问题
I setup Tomcat to use SPNEGO authentication, so the users can Single-Sign-On to our web applications without typing their password and everything worked fine. Yesterday i changed the password of the service account and i recreated the keytab file but after a Tomcat restart the SSO sopped to work. In the logs i found:
exception [GSSException: Failure unspecified at GSS-API level (Mechanism level: Checksum failed)] with root cause
java.security.GeneralSecurityException: Checksum failed
at sun.security.krb5.internal.crypto.dk.ArcFourCrypto.decrypt(ArcFourCrypto.java:388)
at sun.security.krb5.internal.crypto.ArcFourHmac.decrypt(ArcFourHmac.java:74)
at sun.security.krb5.internal.crypto.ArcFourHmacEType.decrypt(ArcFourHmacEType.java:83)
at sun.security.krb5.internal.crypto.ArcFourHmacEType.decrypt(ArcFourHmacEType.java:77)
at sun.security.krb5.EncryptedData.decrypt(EncryptedData.java:168)
at sun.security.krb5.KrbApReq.authenticate(KrbApReq.java:267)
at sun.security.krb5.KrbApReq.<init>(KrbApReq.java:134)
at sun.security.jgss.krb5.InitSecContextToken.<init>(InitSecContextToken.java:79)
at sun.security.jgss.krb5.Krb5Context.acceptSecContext(Krb5Context.java:724)
at sun.security.jgss.GSSContextImpl.acceptSecContext(GSSContextImpl.java:323)
at sun.security.jgss.GSSContextImpl.acceptSecContext(GSSContextImpl.java:267)
at sun.security.jgss.spnego.SpNegoContext.GSS_acceptSecContext(SpNegoContext.java:874)
at sun.security.jgss.spnego.SpNegoContext.acceptSecContext(SpNegoContext.java:541)
at sun.security.jgss.GSSContextImpl.acceptSecContext(GSSContextImpl.java:323)
at sun.security.jgss.GSSContextImpl.acceptSecContext(GSSContextImpl.java:267)
at net.sourceforge.spnego.SpnegoAuthenticator.doSpnegoAuth(SpnegoAuthenticator.java:444)
at net.sourceforge.spnego.SpnegoAuthenticator.authenticate(SpnegoAuthenticator.java:283)
Since the configuration should be ok i don't know why i'm getting this error...Could be something related to the Ticket Granting Ticket that wasn't refreshed?
回答1:
One possibility is people who had outstanding service tickets issued with the old password.
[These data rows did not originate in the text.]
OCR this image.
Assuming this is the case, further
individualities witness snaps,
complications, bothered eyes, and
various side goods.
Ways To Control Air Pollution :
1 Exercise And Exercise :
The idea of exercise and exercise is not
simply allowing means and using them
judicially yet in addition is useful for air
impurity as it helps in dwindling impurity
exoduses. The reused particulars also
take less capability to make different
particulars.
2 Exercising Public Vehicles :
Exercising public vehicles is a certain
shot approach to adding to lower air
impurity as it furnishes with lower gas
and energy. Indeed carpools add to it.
If you regenerated the keytab but did not retain the old key in the keytab, you'd expect anyone who did not log out and log in to refresh their tickets and who had service tickets for your services to generate that error. If it works if you get an entirely new TGT on the client side (say by logging entirely out of Windows and logging back in), that's what's going on. If that doesn't work, edit your question to add details and I'll explore others failures in another answer.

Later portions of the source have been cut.